Participation in a formal process of QA is the responsibility of each local screening programme.
There is also specific guidance on the external quality assurance process for antenatal and newborn screening programmes.
5. Quality improvement
Quality improvement makes local programmes safe, effective, patient-centred, timely, efficient and equitable.
A quality improvement culture is an integral component of the governance and performance management processes for the screening and hearing care pathway for children.
Competent and motivated screening staff, evidence-based protocols and accurate information all underpin a high-quality service. Monitoring these components helps NHSP providers develop a greater understanding of what, if any, improvements are necessary in order to provide the highest quality screening service. In addition rigorous audit will help reduce the risk of errors and where this occurs it will help identify them quickly and manage them effectively and sensitively.

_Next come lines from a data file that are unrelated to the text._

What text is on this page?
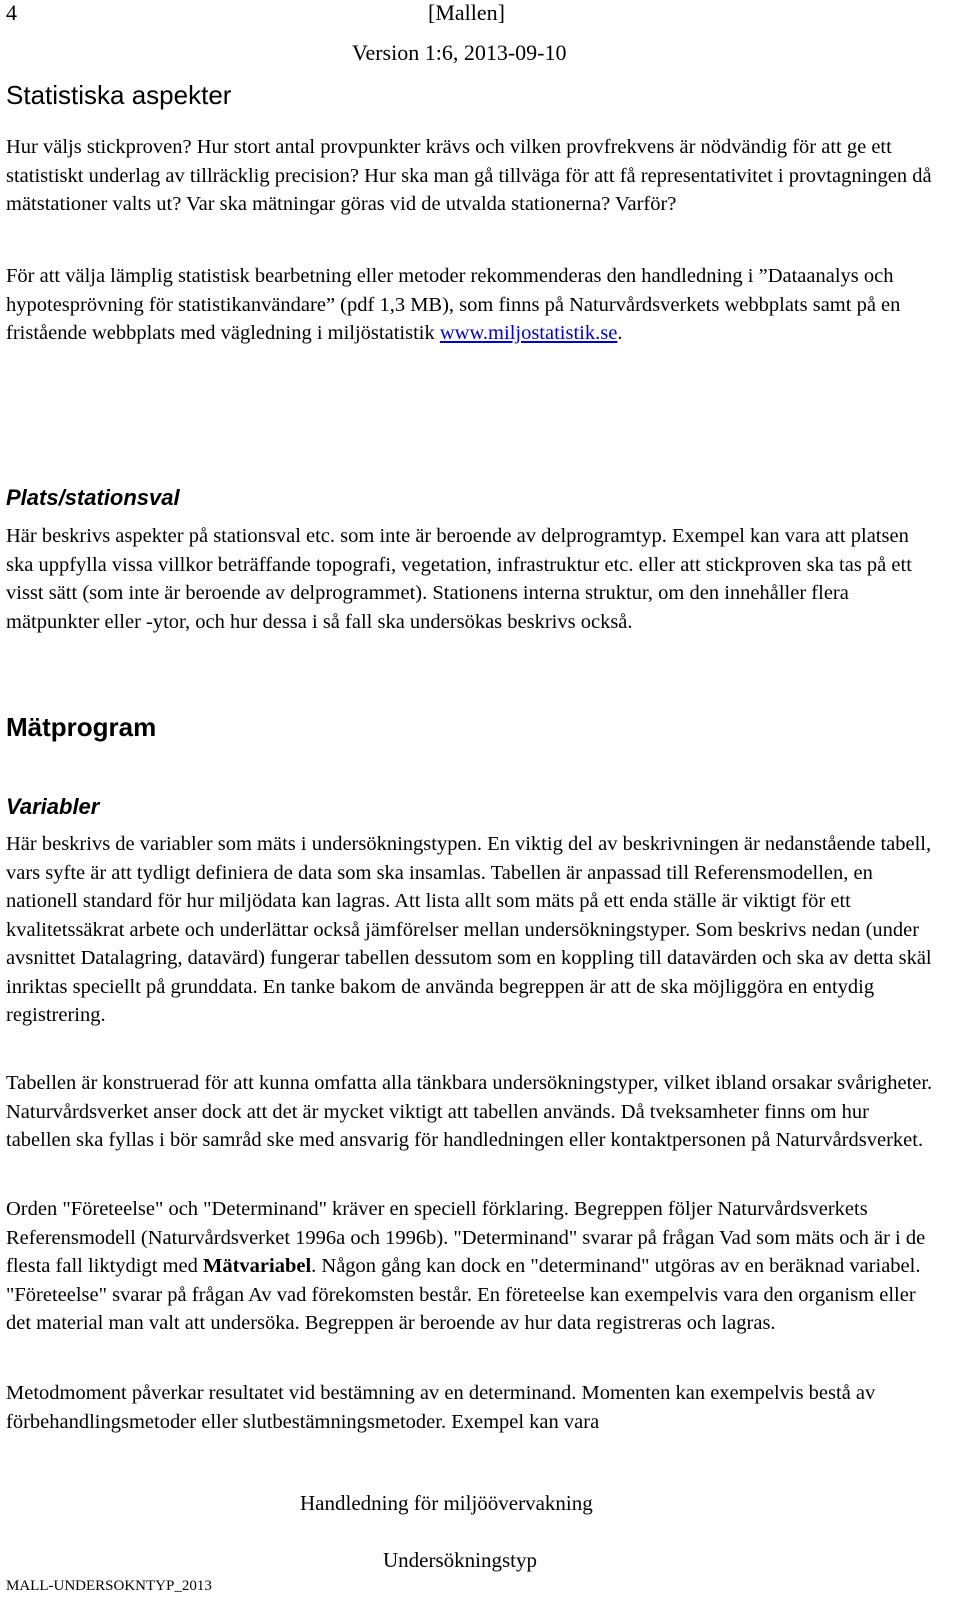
4	[Mallen]
Version 1:6, 2013-09-10
Statistiska aspekter

Hur väljs stickproven? Hur stort antal provpunkter krävs och vilken provfrekvens är nödvändig för att ge ett statistiskt underlag av tillräcklig precision? Hur ska man gå tillväga för att få representativitet i provtagningen då mätstationer valts ut? Var ska mätningar göras vid de utvalda stationerna? Varför?

För att välja lämplig statistisk bearbetning eller metoder rekommenderas den handledning i ”Dataanalys och hypotesprövning för statistikanvändare” (pdf 1,3 MB), som finns på Naturvårdsverkets webbplats samt på en fristående webbplats med vägledning i miljöstatistik www.miljostatistik.se.

Plats/stationsval

Här beskrivs aspekter på stationsval etc. som inte är beroende av delprogramtyp. Exempel kan vara att platsen ska uppfylla vissa villkor beträffande topografi, vegetation, infrastruktur etc. eller att stickproven ska tas på ett visst sätt (som inte är beroende av delprogrammet). Stationens interna struktur, om den innehåller flera mätpunkter eller -ytor, och hur dessa i så fall ska undersökas beskrivs också.

Mätprogram
Variabler

Här beskrivs de variabler som mäts i undersökningstypen. En viktig del av beskrivningen är nedanstående tabell, vars syfte är att tydligt definiera de data som ska insamlas. Tabellen är anpassad till Referensmodellen, en nationell standard för hur miljödata kan lagras. Att lista allt som mäts på ett enda ställe är viktigt för ett kvalitetssäkrat arbete och underlättar också jämförelser mellan undersökningstyper. Som beskrivs nedan (under avsnittet Datalagring, datavärd) fungerar tabellen dessutom som en koppling till datavärden och ska av detta skäl inriktas speciellt på grunddata. En tanke bakom de använda begreppen är att de ska möjliggöra en entydig registrering.

Tabellen är konstruerad för att kunna omfatta alla tänkbara undersökningstyper, vilket ibland orsakar svårigheter. Naturvårdsverket anser dock att det är mycket viktigt att tabellen används. Då tveksamheter finns om hur tabellen ska fyllas i bör samråd ske med ansvarig för handledningen eller kontaktpersonen på Naturvårdsverket.

Orden "Företeelse" och "Determinand" kräver en speciell förklaring. Begreppen följer Naturvårdsverkets Referensmodell (Naturvårdsverket 1996a och 1996b). "Determinand" svarar på frågan Vad som mäts och är i de flesta fall liktydigt med Mätvariabel. Någon gång kan dock en "determinand" utgöras av en beräknad variabel. "Företeelse" svarar på frågan Av vad förekomsten består. En företeelse kan exempelvis vara den organism eller det material man valt att undersöka. Begreppen är beroende av hur data registreras och lagras.

Metodmoment påverkar resultatet vid bestämning av en determinand. Momenten kan exempelvis bestå av förbehandlingsmetoder eller slutbestämningsmetoder. Exempel kan vara

Handledning för miljöövervakning
Undersökningstyp
MALL-UNDERSOKNTYP_2013
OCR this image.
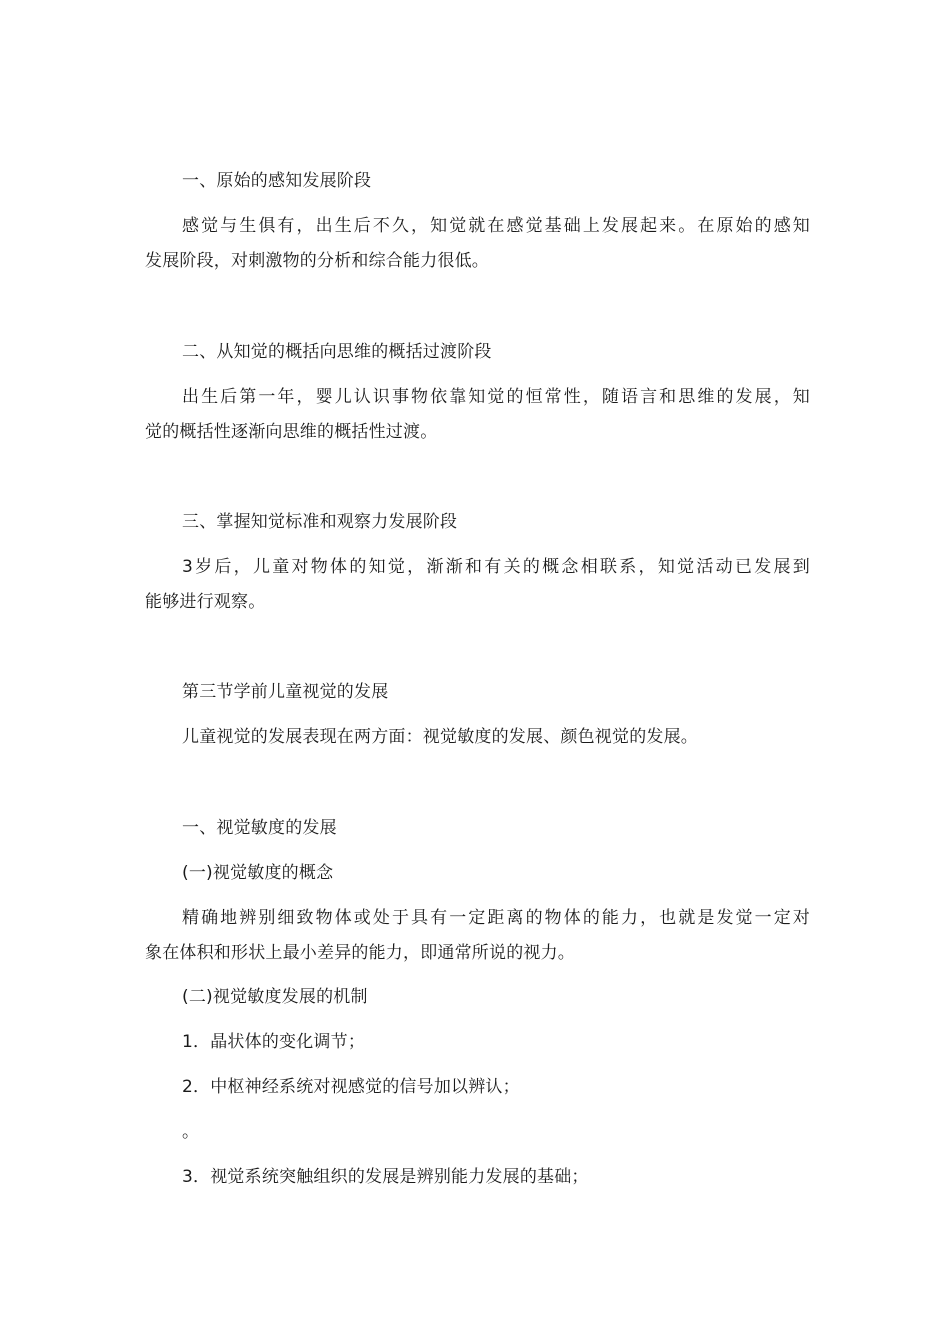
一、原始的感知发展阶段
感觉与生俱有，出生后不久，知觉就在感觉基础上发展起来。在原始的感知
发展阶段，对刺激物的分析和综合能力很低。
二、从知觉的概括向思维的概括过渡阶段
出生后第一年，婴儿认识事物依靠知觉的恒常性，随语言和思维的发展，知
觉的概括性逐渐向思维的概括性过渡。
三、掌握知觉标准和观察力发展阶段
3岁后，儿童对物体的知觉，渐渐和有关的概念相联系，知觉活动已发展到
能够进行观察。
第三节学前儿童视觉的发展
儿童视觉的发展表现在两方面：视觉敏度的发展、颜色视觉的发展。
一、视觉敏度的发展
(一)视觉敏度的概念
精确地辨别细致物体或处于具有一定距离的物体的能力，也就是发觉一定对
象在体积和形状上最小差异的能力，即通常所说的视力。
(二)视觉敏度发展的机制
1．晶状体的变化调节；
2．中枢神经系统对视感觉的信号加以辨认；
。
3．视觉系统突触组织的发展是辨别能力发展的基础；
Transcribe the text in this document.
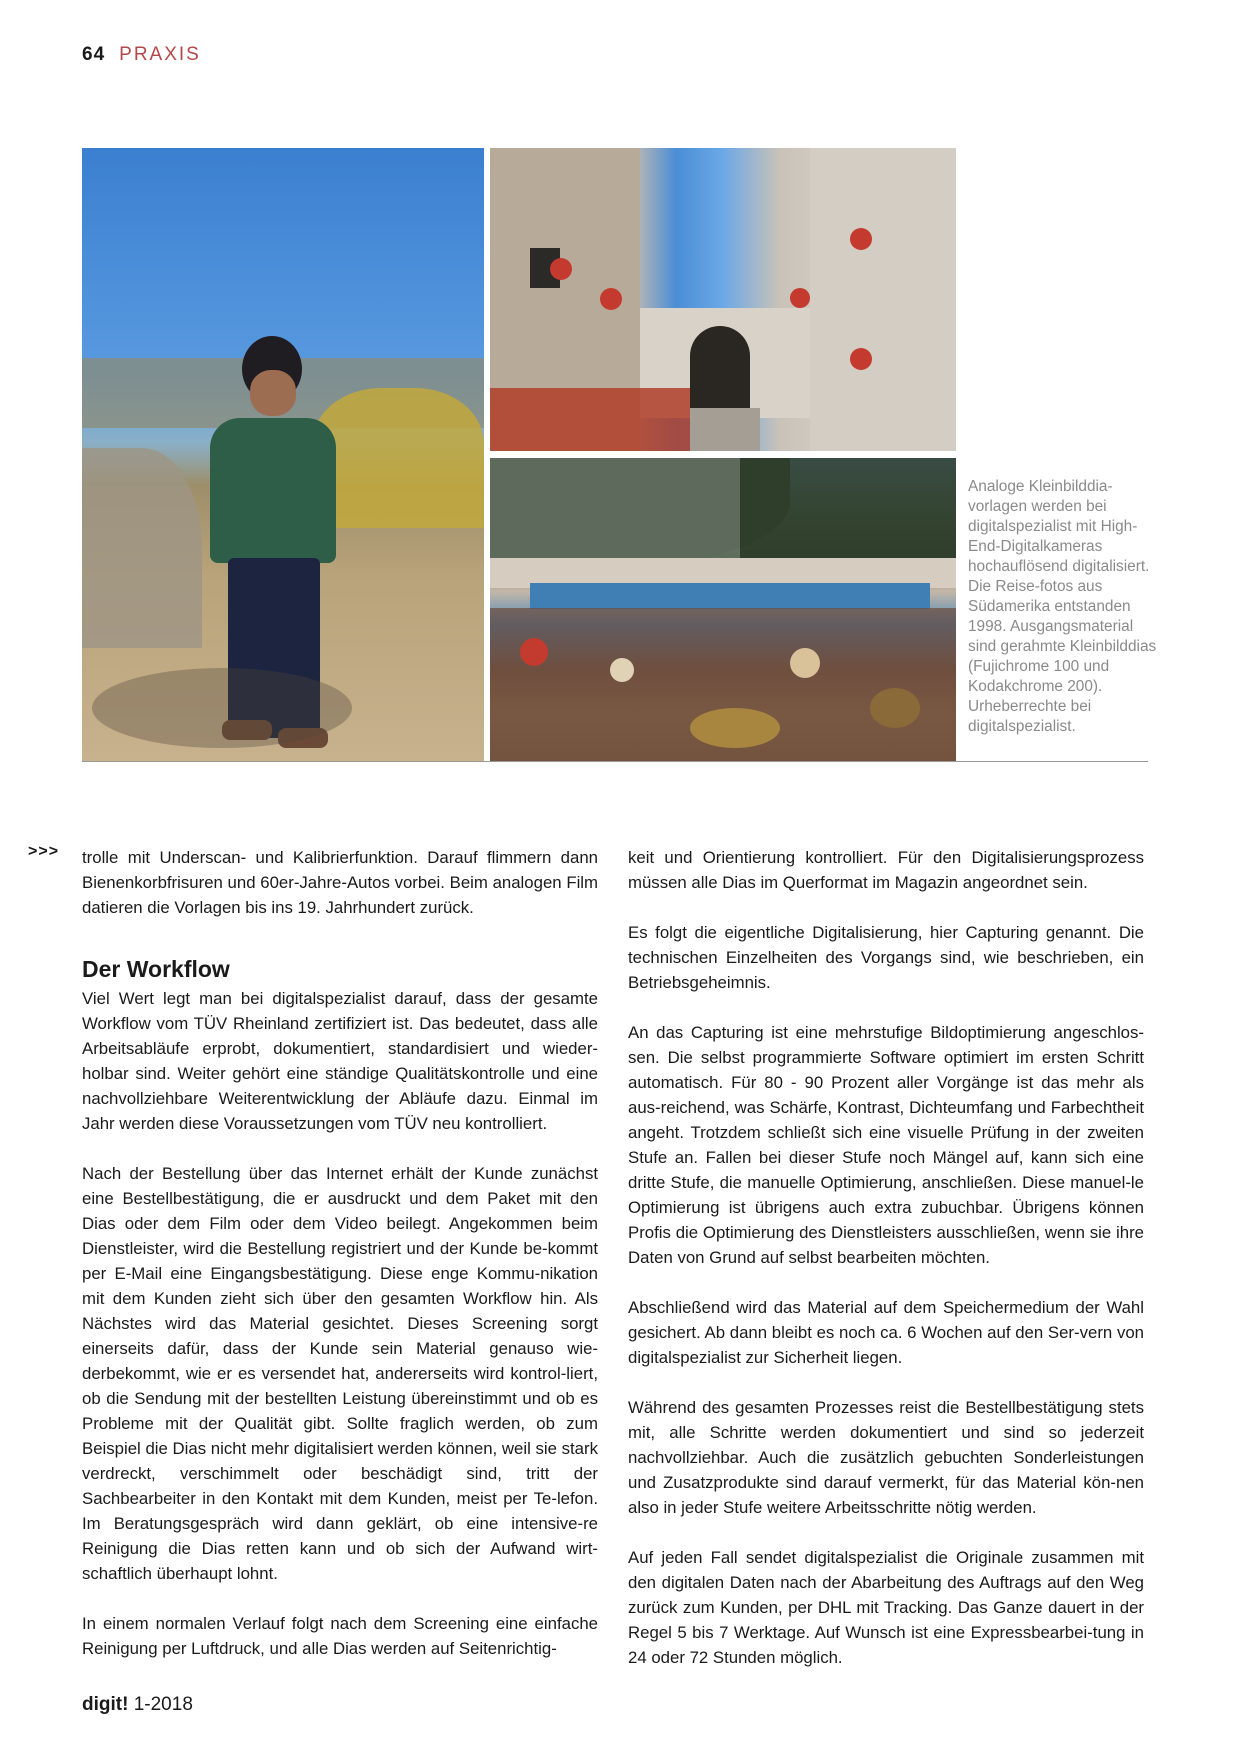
64 PRAXIS
Analoge Kleinbilddia-vorlagen werden bei digitalspezialist mit High-End-Digitalkameras hochauflösend digitalisiert. Die Reise-fotos aus Südamerika entstanden 1998. Ausgangsmaterial sind gerahmte Kleinbilddias (Fujichrome 100 und Kodakchrome 200). Urheberrechte bei digitalspezialist.
>>> trolle mit Underscan- und Kalibrierfunktion. Darauf flimmern dann Bienenkorbfrisuren und 60er-Jahre-Autos vorbei. Beim analogen Film datieren die Vorlagen bis ins 19. Jahrhundert zurück.

Der Workflow

Viel Wert legt man bei digitalspezialist darauf, dass der gesamte Workflow vom TÜV Rheinland zertifiziert ist. Das bedeutet, dass alle Arbeitsabläufe erprobt, dokumentiert, standardisiert und wieder-holbar sind. Weiter gehört eine ständige Qualitätskontrolle und eine nachvollziehbare Weiterentwicklung der Abläufe dazu. Einmal im Jahr werden diese Voraussetzungen vom TÜV neu kontrolliert.

Nach der Bestellung über das Internet erhält der Kunde zunächst eine Bestellbestätigung, die er ausdruckt und dem Paket mit den Dias oder dem Film oder dem Video beilegt. Angekommen beim Dienstleister, wird die Bestellung registriert und der Kunde be-kommt per E-Mail eine Eingangsbestätigung. Diese enge Kommu-nikation mit dem Kunden zieht sich über den gesamten Workflow hin. Als Nächstes wird das Material gesichtet. Dieses Screening sorgt einerseits dafür, dass der Kunde sein Material genauso wie-derbekommt, wie er es versendet hat, andererseits wird kontrol-liert, ob die Sendung mit der bestellten Leistung übereinstimmt und ob es Probleme mit der Qualität gibt. Sollte fraglich werden, ob zum Beispiel die Dias nicht mehr digitalisiert werden können, weil sie stark verdreckt, verschimmelt oder beschädigt sind, tritt der Sachbearbeiter in den Kontakt mit dem Kunden, meist per Te-lefon. Im Beratungsgespräch wird dann geklärt, ob eine intensive-re Reinigung die Dias retten kann und ob sich der Aufwand wirt-schaftlich überhaupt lohnt.

In einem normalen Verlauf folgt nach dem Screening eine einfache Reinigung per Luftdruck, und alle Dias werden auf Seitenrichtig-

keit und Orientierung kontrolliert. Für den Digitalisierungsprozess müssen alle Dias im Querformat im Magazin angeordnet sein.

Es folgt die eigentliche Digitalisierung, hier Capturing genannt. Die technischen Einzelheiten des Vorgangs sind, wie beschrieben, ein Betriebsgeheimnis.

An das Capturing ist eine mehrstufige Bildoptimierung angeschlos-sen. Die selbst programmierte Software optimiert im ersten Schritt automatisch. Für 80 - 90 Prozent aller Vorgänge ist das mehr als aus-reichend, was Schärfe, Kontrast, Dichteumfang und Farbechtheit angeht. Trotzdem schließt sich eine visuelle Prüfung in der zweiten Stufe an. Fallen bei dieser Stufe noch Mängel auf, kann sich eine dritte Stufe, die manuelle Optimierung, anschließen. Diese manuel-le Optimierung ist übrigens auch extra zubuchbar. Übrigens können Profis die Optimierung des Dienstleisters ausschließen, wenn sie ihre Daten von Grund auf selbst bearbeiten möchten.

Abschließend wird das Material auf dem Speichermedium der Wahl gesichert. Ab dann bleibt es noch ca. 6 Wochen auf den Ser-vern von digitalspezialist zur Sicherheit liegen.

Während des gesamten Prozesses reist die Bestellbestätigung stets mit, alle Schritte werden dokumentiert und sind so jederzeit nachvollziehbar. Auch die zusätzlich gebuchten Sonderleistungen und Zusatzprodukte sind darauf vermerkt, für das Material kön-nen also in jeder Stufe weitere Arbeitsschritte nötig werden.

Auf jeden Fall sendet digitalspezialist die Originale zusammen mit den digitalen Daten nach der Abarbeitung des Auftrags auf den Weg zurück zum Kunden, per DHL mit Tracking. Das Ganze dauert in der Regel 5 bis 7 Werktage. Auf Wunsch ist eine Expressbearbei-tung in 24 oder 72 Stunden möglich.

digit! 1-2018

Self-assessment systems should be embedded alongside external review so that continuous improvement becomes an integral part of service delivery.
Undertaking a patient satisfaction survey will reassure local programmes about their services, while also highlighting areas for improvement.
6. Risk and incident management
In all services and programmes errors can, and will happen. Some errors will be relatively minor but others may be serious. The purpose of the Managing safety incidents in national screening programmes guidance is to set out the requirements for managing safety concerns, safety incidents and serious incidents in NHS screening programmes. It provides clarity for staff providing and commissioning NHS funded services who may be involved in identifying or managing a screening incident. This should complement local risk management strategies and processes.